If you have come to the difficult decision that your marriage is over, you are likely wondering what will happen to your assets. A common area of concern is an inheritance, specifically whether or not the funds or property you receive are shielded from division during the divorce process. Please continue reading to learn how inheritances are typically treated during a New York divorce and how a knowledgeable Nassau County Property Distribution Lawyer can help protect your financial future. 

How is Property Distributed in a New York Divorce?

When facing a divorce in New York, the critical first step in determining whether an inheritance will be subject to division is understandinghow the court categorizes your property:

  • Marital Property: Assets acquired during the marriage (e.g., income, joint accounts, property bought together).
  • Separate Property: Assets owned before marriage or received as individual gifts/inheritances.

New York, like many states, employs equitable distribution for marital assets and debts. This means your marital property will be split fairly, not necessarily equally. Courts consider statutory factors such as the marriages lenght, contributions (financial and non-financial), established lifestyle, earning potential, economic circumstances, and future needs. It is important to note that separate property is usually excluded from division.

Can I Lose My Inheritance?

After receiving an inheritance, you are likely worried you’ll lose it in a divorce.

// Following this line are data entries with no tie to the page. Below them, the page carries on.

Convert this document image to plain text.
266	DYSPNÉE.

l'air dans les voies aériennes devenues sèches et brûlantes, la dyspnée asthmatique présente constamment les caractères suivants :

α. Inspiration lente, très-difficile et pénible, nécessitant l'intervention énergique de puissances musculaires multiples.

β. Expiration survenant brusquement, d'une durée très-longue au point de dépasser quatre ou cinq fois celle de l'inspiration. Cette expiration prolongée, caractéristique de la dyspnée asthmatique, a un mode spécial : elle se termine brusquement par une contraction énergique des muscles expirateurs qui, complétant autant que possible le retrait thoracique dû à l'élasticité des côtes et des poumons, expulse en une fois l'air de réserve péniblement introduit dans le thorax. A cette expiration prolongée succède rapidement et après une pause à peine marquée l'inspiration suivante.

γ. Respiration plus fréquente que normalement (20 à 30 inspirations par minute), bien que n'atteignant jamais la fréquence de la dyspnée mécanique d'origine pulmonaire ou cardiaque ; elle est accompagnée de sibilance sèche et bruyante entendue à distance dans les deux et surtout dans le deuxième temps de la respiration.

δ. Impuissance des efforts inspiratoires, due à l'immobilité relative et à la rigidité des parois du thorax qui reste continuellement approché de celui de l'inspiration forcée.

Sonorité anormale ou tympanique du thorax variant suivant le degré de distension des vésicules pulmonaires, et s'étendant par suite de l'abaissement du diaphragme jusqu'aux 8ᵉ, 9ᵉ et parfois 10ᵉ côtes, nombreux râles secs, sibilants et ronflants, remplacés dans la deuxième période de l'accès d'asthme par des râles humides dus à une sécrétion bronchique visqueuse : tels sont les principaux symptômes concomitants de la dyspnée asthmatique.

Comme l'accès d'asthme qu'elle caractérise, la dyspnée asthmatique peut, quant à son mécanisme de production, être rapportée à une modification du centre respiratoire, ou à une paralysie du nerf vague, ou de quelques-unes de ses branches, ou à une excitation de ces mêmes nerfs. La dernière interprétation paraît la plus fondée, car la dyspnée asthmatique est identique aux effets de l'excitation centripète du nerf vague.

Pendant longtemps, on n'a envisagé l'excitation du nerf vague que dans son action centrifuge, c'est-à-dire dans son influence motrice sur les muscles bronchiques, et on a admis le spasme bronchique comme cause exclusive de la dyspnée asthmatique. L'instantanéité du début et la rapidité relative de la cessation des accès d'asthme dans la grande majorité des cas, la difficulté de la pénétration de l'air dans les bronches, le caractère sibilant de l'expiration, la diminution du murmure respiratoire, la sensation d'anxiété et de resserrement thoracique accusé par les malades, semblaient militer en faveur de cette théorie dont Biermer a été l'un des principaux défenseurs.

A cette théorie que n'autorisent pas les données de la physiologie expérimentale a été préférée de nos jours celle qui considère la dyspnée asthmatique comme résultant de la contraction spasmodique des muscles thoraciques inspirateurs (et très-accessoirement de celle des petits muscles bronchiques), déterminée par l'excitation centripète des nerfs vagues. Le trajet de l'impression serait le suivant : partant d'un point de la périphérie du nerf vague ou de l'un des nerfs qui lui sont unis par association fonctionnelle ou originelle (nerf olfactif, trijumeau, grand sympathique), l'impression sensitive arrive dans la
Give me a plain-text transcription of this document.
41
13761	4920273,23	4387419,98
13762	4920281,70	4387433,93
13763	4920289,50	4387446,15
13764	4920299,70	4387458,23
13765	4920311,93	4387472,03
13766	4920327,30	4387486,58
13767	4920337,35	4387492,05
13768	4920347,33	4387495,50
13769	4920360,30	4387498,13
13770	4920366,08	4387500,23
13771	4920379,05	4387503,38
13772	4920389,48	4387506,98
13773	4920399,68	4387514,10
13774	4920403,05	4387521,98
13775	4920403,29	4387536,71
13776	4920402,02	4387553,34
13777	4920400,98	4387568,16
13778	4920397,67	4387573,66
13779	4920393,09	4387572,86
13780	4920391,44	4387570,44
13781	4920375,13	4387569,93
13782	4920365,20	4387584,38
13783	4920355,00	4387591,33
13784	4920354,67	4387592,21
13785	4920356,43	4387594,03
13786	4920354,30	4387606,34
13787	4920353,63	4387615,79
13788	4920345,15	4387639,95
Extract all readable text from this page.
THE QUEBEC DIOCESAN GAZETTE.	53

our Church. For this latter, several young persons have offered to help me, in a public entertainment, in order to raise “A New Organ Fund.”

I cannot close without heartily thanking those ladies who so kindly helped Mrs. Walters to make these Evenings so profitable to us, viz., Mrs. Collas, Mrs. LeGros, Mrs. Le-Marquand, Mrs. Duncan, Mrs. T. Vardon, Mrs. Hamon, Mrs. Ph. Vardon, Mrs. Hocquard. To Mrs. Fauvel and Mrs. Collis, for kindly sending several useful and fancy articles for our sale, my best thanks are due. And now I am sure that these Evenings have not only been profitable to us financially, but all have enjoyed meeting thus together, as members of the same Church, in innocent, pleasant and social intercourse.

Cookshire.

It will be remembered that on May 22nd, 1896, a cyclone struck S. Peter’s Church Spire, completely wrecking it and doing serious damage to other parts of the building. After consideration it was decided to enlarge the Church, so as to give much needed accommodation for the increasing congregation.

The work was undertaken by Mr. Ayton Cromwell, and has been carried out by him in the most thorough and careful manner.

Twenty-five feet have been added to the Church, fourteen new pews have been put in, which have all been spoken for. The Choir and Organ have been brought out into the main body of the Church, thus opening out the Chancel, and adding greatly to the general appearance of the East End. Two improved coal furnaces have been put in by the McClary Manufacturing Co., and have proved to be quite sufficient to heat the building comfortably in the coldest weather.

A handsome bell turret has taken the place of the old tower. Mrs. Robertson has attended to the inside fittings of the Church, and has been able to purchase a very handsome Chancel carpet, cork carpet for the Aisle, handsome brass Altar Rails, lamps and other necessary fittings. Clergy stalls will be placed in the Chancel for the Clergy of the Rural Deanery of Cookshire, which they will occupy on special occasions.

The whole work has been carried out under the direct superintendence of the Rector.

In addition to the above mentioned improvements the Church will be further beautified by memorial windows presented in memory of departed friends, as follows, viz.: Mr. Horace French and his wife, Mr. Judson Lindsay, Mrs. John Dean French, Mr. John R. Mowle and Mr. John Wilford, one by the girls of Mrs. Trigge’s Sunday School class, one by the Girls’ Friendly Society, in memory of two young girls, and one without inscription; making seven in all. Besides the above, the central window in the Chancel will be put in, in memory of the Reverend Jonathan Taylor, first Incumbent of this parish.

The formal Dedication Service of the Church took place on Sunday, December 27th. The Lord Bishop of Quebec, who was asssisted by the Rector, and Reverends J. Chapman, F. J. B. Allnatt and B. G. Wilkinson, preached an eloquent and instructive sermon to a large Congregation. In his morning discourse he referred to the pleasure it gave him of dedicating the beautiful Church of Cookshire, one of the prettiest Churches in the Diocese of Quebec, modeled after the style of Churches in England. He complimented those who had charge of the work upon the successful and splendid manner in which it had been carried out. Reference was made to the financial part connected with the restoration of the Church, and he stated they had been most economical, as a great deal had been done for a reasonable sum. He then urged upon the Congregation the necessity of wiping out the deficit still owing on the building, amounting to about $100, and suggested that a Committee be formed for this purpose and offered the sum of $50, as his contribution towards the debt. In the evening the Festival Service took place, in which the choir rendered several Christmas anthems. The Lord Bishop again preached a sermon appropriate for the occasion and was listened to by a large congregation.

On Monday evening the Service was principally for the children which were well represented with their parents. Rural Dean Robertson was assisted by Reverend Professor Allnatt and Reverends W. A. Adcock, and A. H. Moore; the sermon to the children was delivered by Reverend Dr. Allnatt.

While inheritances are primarily seen as separate property, meaning they are excluded from division, they can become marital property under specific circumstances. An inheritance can become marital property by:

  • Blending Funds (Commingling): Placing inherited funds into a joint account used for shared expenses.
  • Using for Marital Expenses: Applying the inheritance to pay down a mortgage, purchase shared property, or cover daily household necessities.
  • International Gifting (Transmutation): Adding your partner’s name to the title of inherited property or using the funds as a down payment for property that is jointly held.
  • Appreciation Due to Shared Effort: If the asset’s value increases significantly because of the applicaiton of shared marital funds or significant management by the spouse, that increase in value may be considered marital.
  • Income Generated by the Asset: The earnings produced by the inherited property, such as rental payments, may be classified as marital income, even if the asset remains separate.

How Do I Keep My Inheritance Separate?

To keep inherited assets as separate property, it is crucial to maintain the funds in an individual account rather than a joint one. Additionally, avoid using the inheritance for shared marital expenses or for assets that are titled in both names. You should refrain from adding your spouse’s name to the title of any inherited assets. Meticulous documentation is necessary to establish the source of these funds. This is vital for tracing. New York courts rely heavily on tracing to verify that the inheritance can still be distinctly linked to its separate origin. If the funds are commingled, they will lose their status and be subject to equitable distribution.